ECCA.edu: educating, serving, evolving
By Pierre Bélanger, SJ
In 1987, I did a three-month internship at Radio Santa María in La Vega, in the heart of the Dominican Republic. My expertise in radio and television could undoubtedly be useful, but above all, it was an opportunity to get to know a Jesuit work in a developing country, and to practice my Spanish! The station has a wide range of programming which, for some thirty years by then, had been offering grassroots education, civic engagement and Christian formation to the scattered population of the vast Cibao region.
But Radio Santa Maríawas already best known throughout the country for its unique Escuelas Radiofónicas Santa María service (EE RR S M). In a country where the school system was struggling to reach rural populations, the EE RR S M opened up the possibility for all those who had not been able to complete their primary education to do so and receive the official diploma from the Ministry of Education.
The
initiative for this service, based on daily radio lessons in the evenings, the
distribution of workbooks to the thousands of people enrolled and personal
support on weekends in rural communities by maestros correctores, was
not born in the Dominican Republic. The project was ‘imported’ from a Jesuit
work in the Canary Islands, the region of Spain furthest from Madrid. There
too, for 15 years and in a context of populations scattered over several
islands with no easy access to schools, the Jesuits had invented a suitable and
effective way of providing much-needed formal education for all. That was Radio
ECCA.
I have continued to collaborate with Radio Santa María over the years and decades. The Radio Schools grew, soon offering secondary education, and evolved from radio programmes that people had to listen to at fixed hours, to a flexible system that uses the Internet.

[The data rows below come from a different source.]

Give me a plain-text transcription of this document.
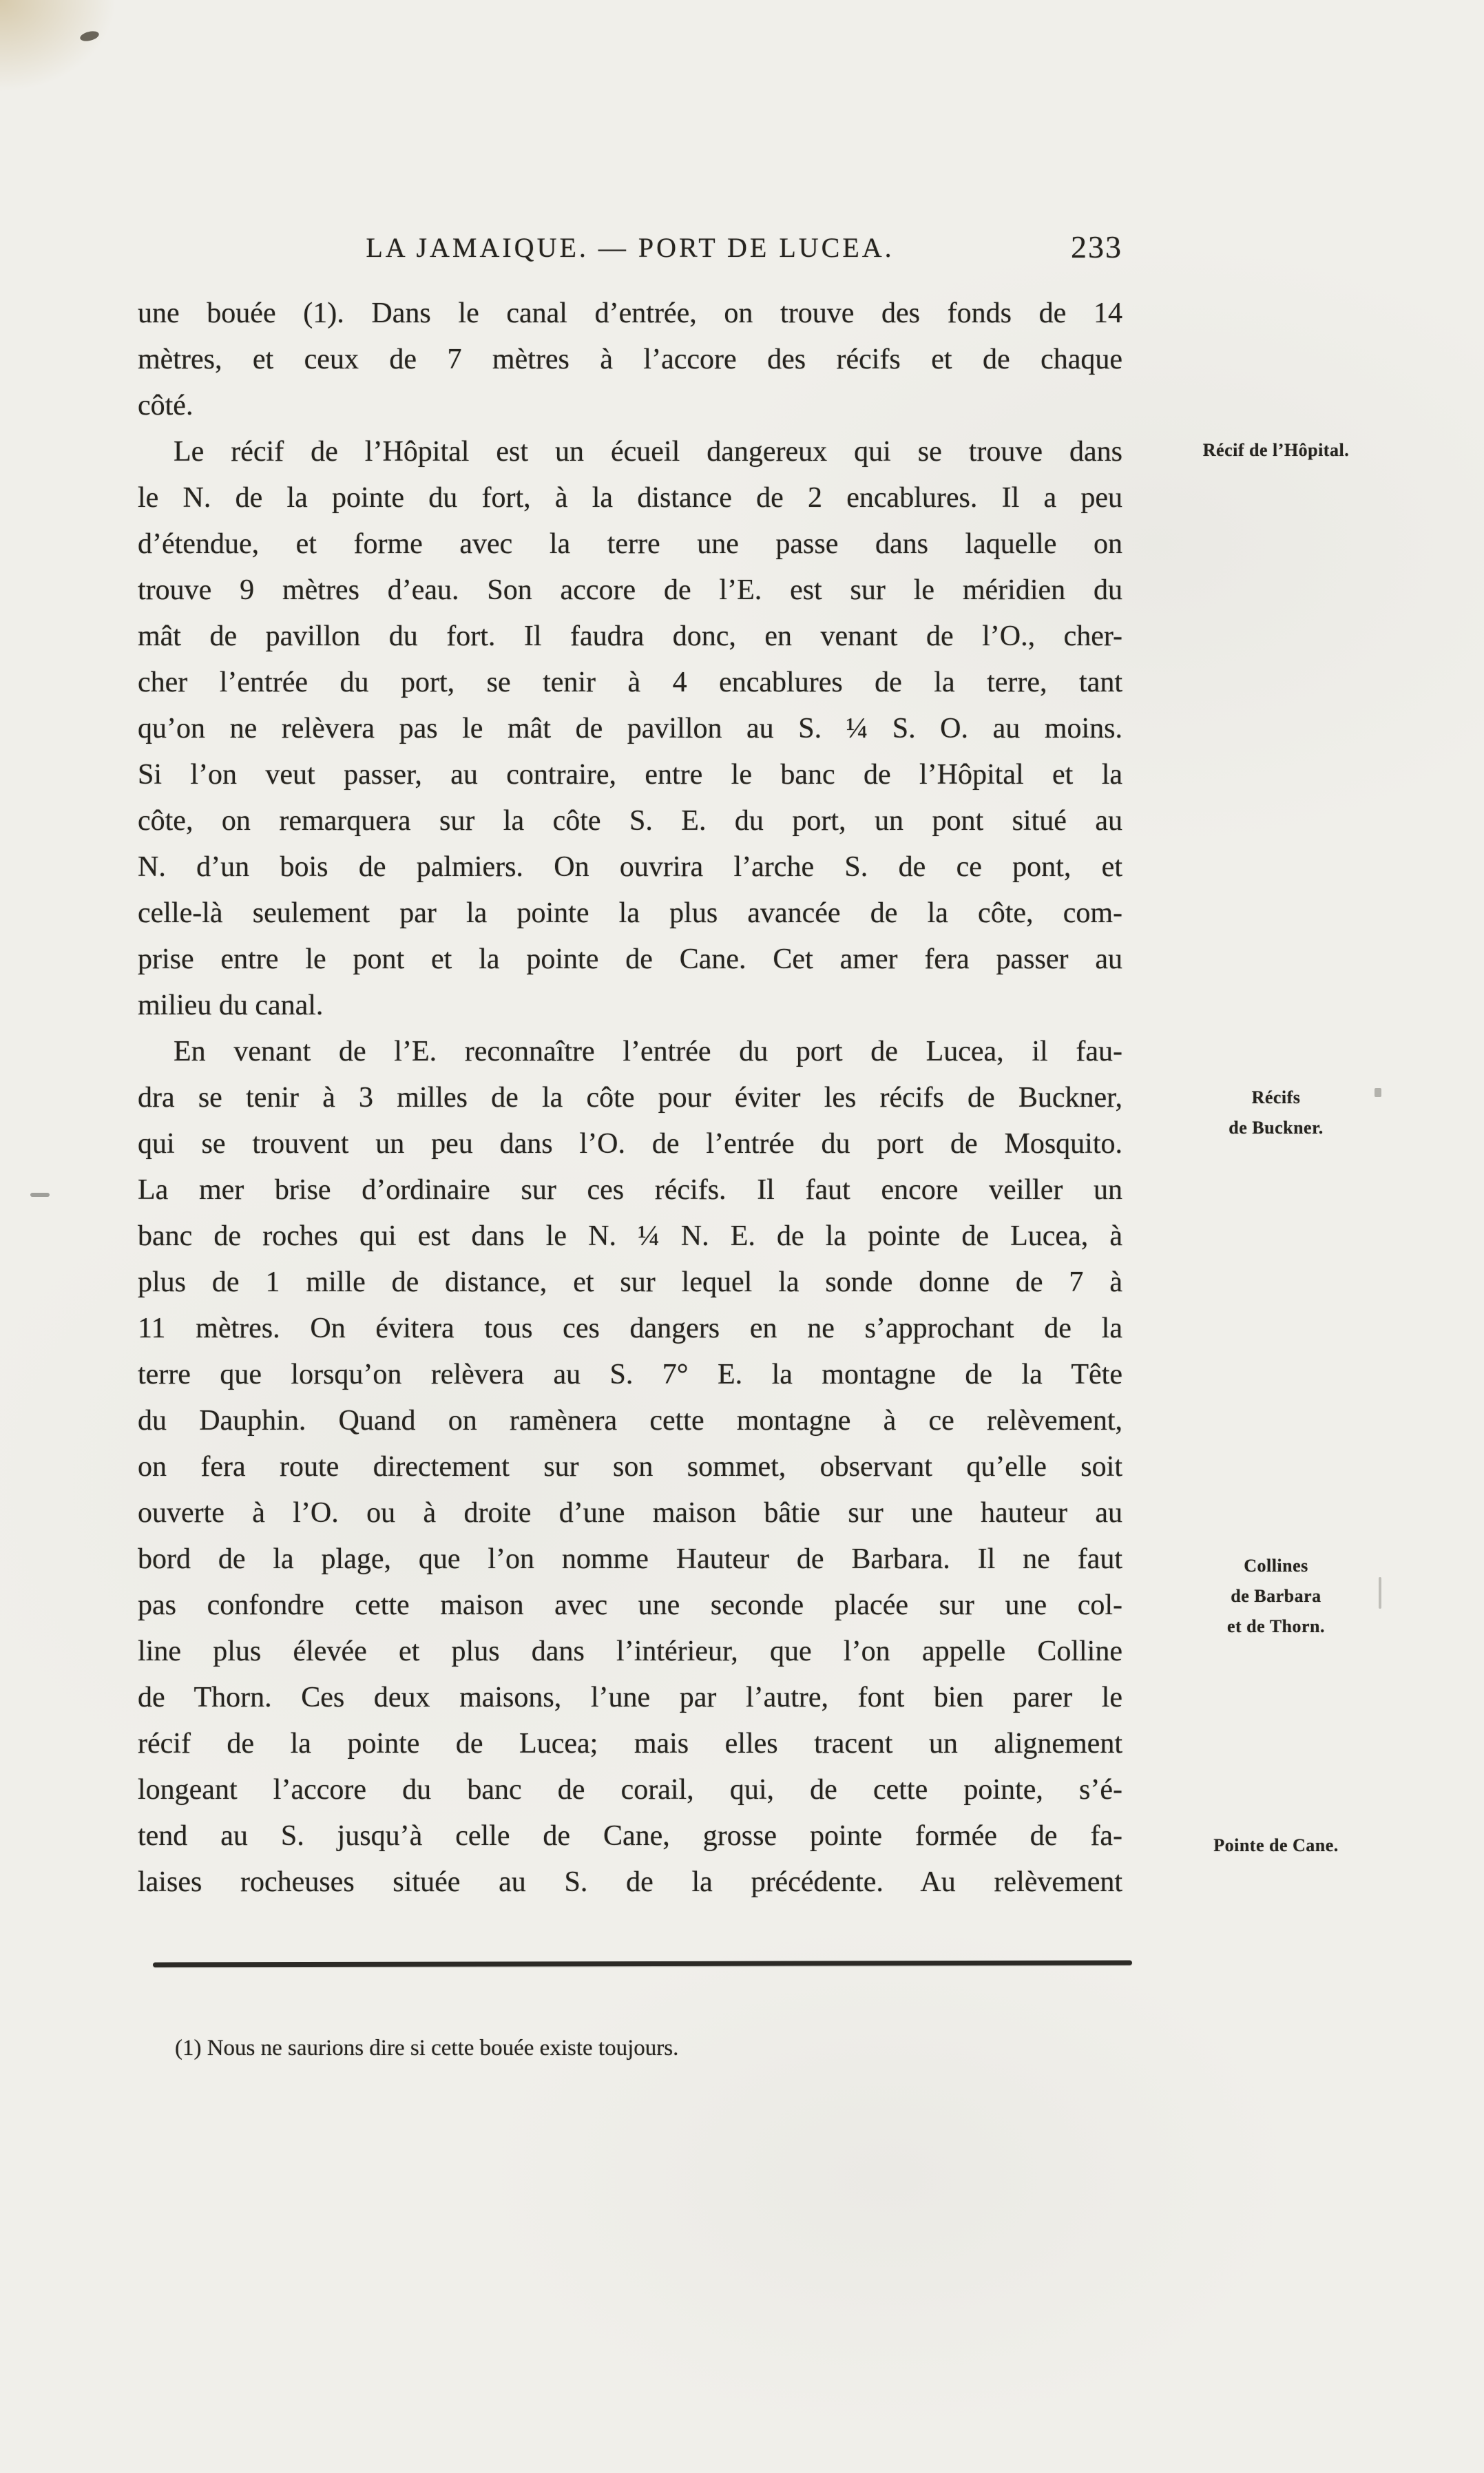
LA JAMAIQUE. — PORT DE LUCEA.	233
une bouée (1). Dans le canal d’entrée, on trouve des fonds de 14
mètres, et ceux de 7 mètres à l’accore des récifs et de chaque
côté.
Le récif de l’Hôpital est un écueil dangereux qui se trouve dans
le N. de la pointe du fort, à la distance de 2 encablures. Il a peu
d’étendue, et forme avec la terre une passe dans laquelle on
trouve 9 mètres d’eau. Son accore de l’E. est sur le méridien du
mât de pavillon du fort. Il faudra donc, en venant de l’O., cher-
cher l’entrée du port, se tenir à 4 encablures de la terre, tant
qu’on ne relèvera pas le mât de pavillon au S. ¼ S. O. au moins.
Si l’on veut passer, au contraire, entre le banc de l’Hôpital et la
côte, on remarquera sur la côte S. E. du port, un pont situé au
N. d’un bois de palmiers. On ouvrira l’arche S. de ce pont, et
celle-là seulement par la pointe la plus avancée de la côte, com-
prise entre le pont et la pointe de Cane. Cet amer fera passer au
milieu du canal.
En venant de l’E. reconnaître l’entrée du port de Lucea, il fau-
dra se tenir à 3 milles de la côte pour éviter les récifs de Buckner,
qui se trouvent un peu dans l’O. de l’entrée du port de Mosquito.
La mer brise d’ordinaire sur ces récifs. Il faut encore veiller un
banc de roches qui est dans le N. ¼ N. E. de la pointe de Lucea, à
plus de 1 mille de distance, et sur lequel la sonde donne de 7 à
11 mètres. On évitera tous ces dangers en ne s’approchant de la
terre que lorsqu’on relèvera au S. 7° E. la montagne de la Tête
du Dauphin. Quand on ramènera cette montagne à ce relèvement,
on fera route directement sur son sommet, observant qu’elle soit
ouverte à l’O. ou à droite d’une maison bâtie sur une hauteur au
bord de la plage, que l’on nomme Hauteur de Barbara. Il ne faut
pas confondre cette maison avec une seconde placée sur une col-
line plus élevée et plus dans l’intérieur, que l’on appelle Colline
de Thorn. Ces deux maisons, l’une par l’autre, font bien parer le
récif de la pointe de Lucea; mais elles tracent un alignement
longeant l’accore du banc de corail, qui, de cette pointe, s’é-
tend au S. jusqu’à celle de Cane, grosse pointe formée de fa-
laises rocheuses située au S. de la précédente. Au relèvement
Récif de l’Hôpital.
Récifs
de Buckner.
Collines
de Barbara
et de Thorn.
Pointe de Cane.
(1) Nous ne saurions dire si cette bouée existe toujours.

Nearly a million Dominican men and women have benefited from these educational services, so rooted in the Jesuit tradition of promoting education for all.
I always had in mind the desire to go to the source, to visit Radio ECCA. The opportunity finally presented itself a few weeks ago, and in Las Palmas, I was able to discover a Jesuit organisation in full strength, as committed as ever to education, but also more broadly to social issues, serving the human and spiritual growth of people in remote regions that are all too often marginalised.

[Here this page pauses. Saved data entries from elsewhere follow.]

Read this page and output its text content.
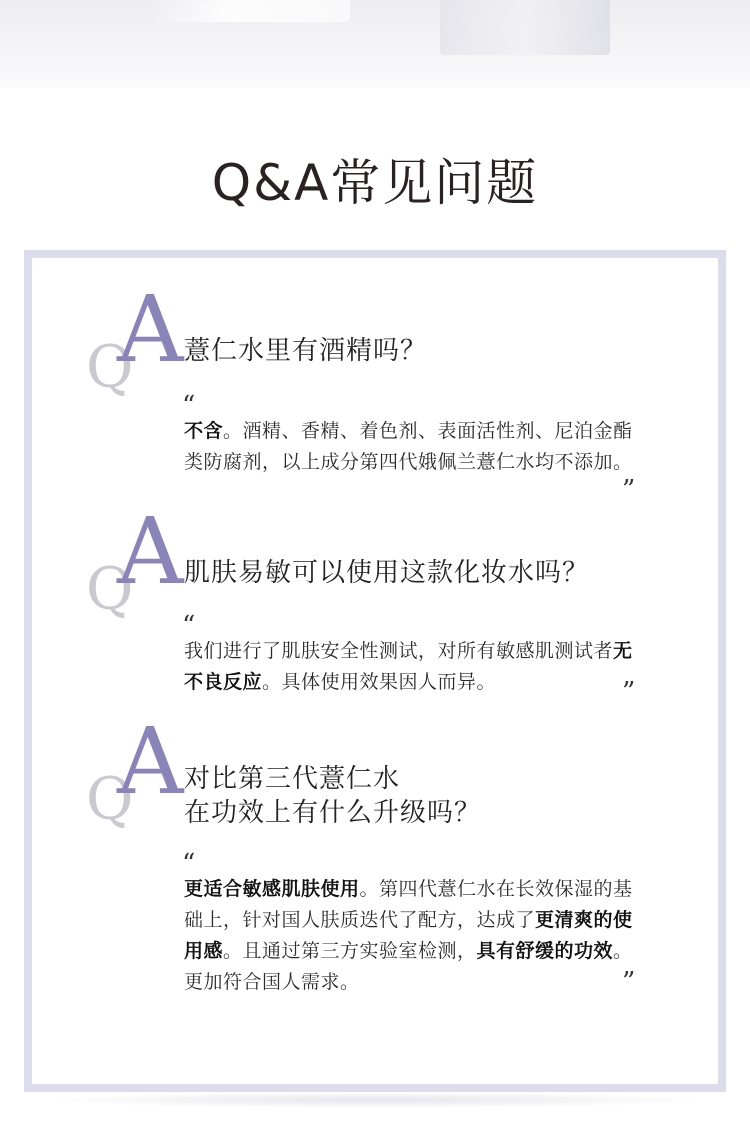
Q&A常见问题
Q
A 薏仁水里有酒精吗？
“
不含。酒精、香精、着色剂、表面活性剂、尼泊金酯类防腐剂，以上成分第四代娥佩兰薏仁水均不添加。
”
Q
A 肌肤易敏可以使用这款化妆水吗？
“
我们进行了肌肤安全性测试，对所有敏感肌测试者无不良反应。具体使用效果因人而异。	”
Q
A 对比第三代薏仁水
在功效上有什么升级吗？
“
更适合敏感肌肤使用。第四代薏仁水在长效保湿的基础上，针对国人肤质迭代了配方，达成了更清爽的使用感。且通过第三方实验室检测，具有舒缓的功效。更加符合国人需求。	”
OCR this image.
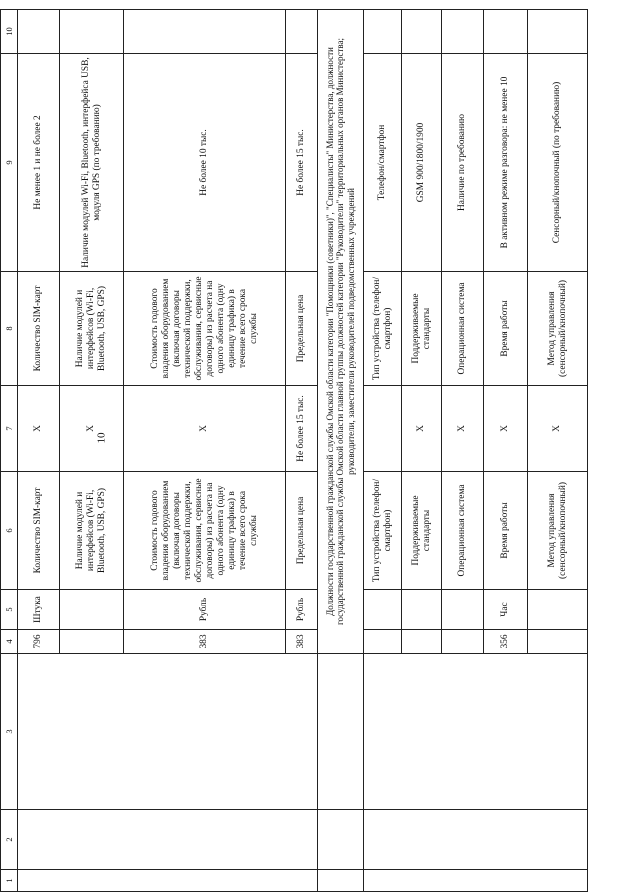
10
1	2	3	4	5	6	7	8	9	10
			796	Штука	Количество SIM-карт	X	Количество SIM-карт	Не менее 1 и не более 2	
					Наличие модулей и интерфейсов (Wi-Fi, Bluetooth, USB, GPS)	X	Наличие модулей и интерфейсов (Wi-Fi, Bluetooth, USB, GPS)	Наличие модулей Wi-Fi, Bluetooth, интерфейса USB, модуля GPS (по требованию)	
			383	Рубль	Стоимость годового владения оборудованием (включая договоры технической поддержки, обслуживания, сервисные договоры) из расчета на одного абонента (одну единицу трафика) в течение всего срока службы	X	Стоимость годового владения оборудованием (включая договоры технической поддержки, обслуживания, сервисные договоры) из расчета на одного абонента (одну единицу трафика) в течение всего срока службы	Не более 10 тыс.	
			383	Рубль	Предельная цена	Не более 15 тыс.	Предельная цена	Не более 15 тыс.	
			Должности государственной гражданской службы Омской области категории "Помощники (советники)", "Специалисты" Министерства, должности государственной гражданской службы Омской области главной группы должностей категории "Руководители" территориальных органов Министерства; руководители, заместители руководителей подведомственных учреждений						
					Тип устройства (телефон/смартфон)		Тип устройства (телефон/смартфон)	Телефон/смартфон	
					Поддерживаемые стандарты	X	Поддерживаемые стандарты	GSM 900/1800/1900	
					Операционная система	X	Операционная система	Наличие по требованию	
			356	Час	Время работы	X	Время работы	В активном режиме разговора: не менее 10	
					Метод управления (сенсорный/кнопочный)	X	Метод управления (сенсорный/кнопочный)	Сенсорный/кнопочный (по требованию)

The first surprise when I got the reply from the Jesuit José María Segura, the current director of ECCA, was that Radio ECCA no longer existed for about a year. Following an analysis of the needs of the people it sought to serve, the work was transformed into two sections: one still dedicated to distance education, the other offering various social programmes. In both cases, the projects are linked to government ministries and are part of the services recognised as essential needs.
The
radio component is now essentially transformed into digital services,
programmes that can be accessed at any time and that meet the specific
educational needs of students. It’s a form of lifelong adult education, online,
to help people make themselves available and better able to contribute to the
society in which they live. There is always basic education, for those who have
not been able to go to school for long. But there is also the secondary
education diploma, the “baccillerato”, as it is called in several
Spanish-speaking countries. In addition, a whole range of courses are available
to choose from, according to individual needs and interests: this is what is
known as the aula abierta or open classroom.
The ecca.edu motto, almost a slogan, sums it all up: Tu futuro a tu ritmo - Your future at your own pace.
Ecca.edu was founded in the same spirit as the Jesuits’ educational commitments since the time of St Ignatius, uniting formal education with social commitments. This is why Ecca Social was created. The projects are aimed at raising awareness of civic participation, protecting minors, training for employment and opening up to international cooperation. All this against a backdrop of preparing the participants to be committed people in the service of others, according to the spirit of the Gospel.
This
is what Radio Santa María has done and continues to do in the Dominican
Republic, thousands of kilometres from Las Palmas, but in the same spirit of
community service and education that has characterised ECCA since the
1960s. A fine Jesuit work; a true Jesuit work!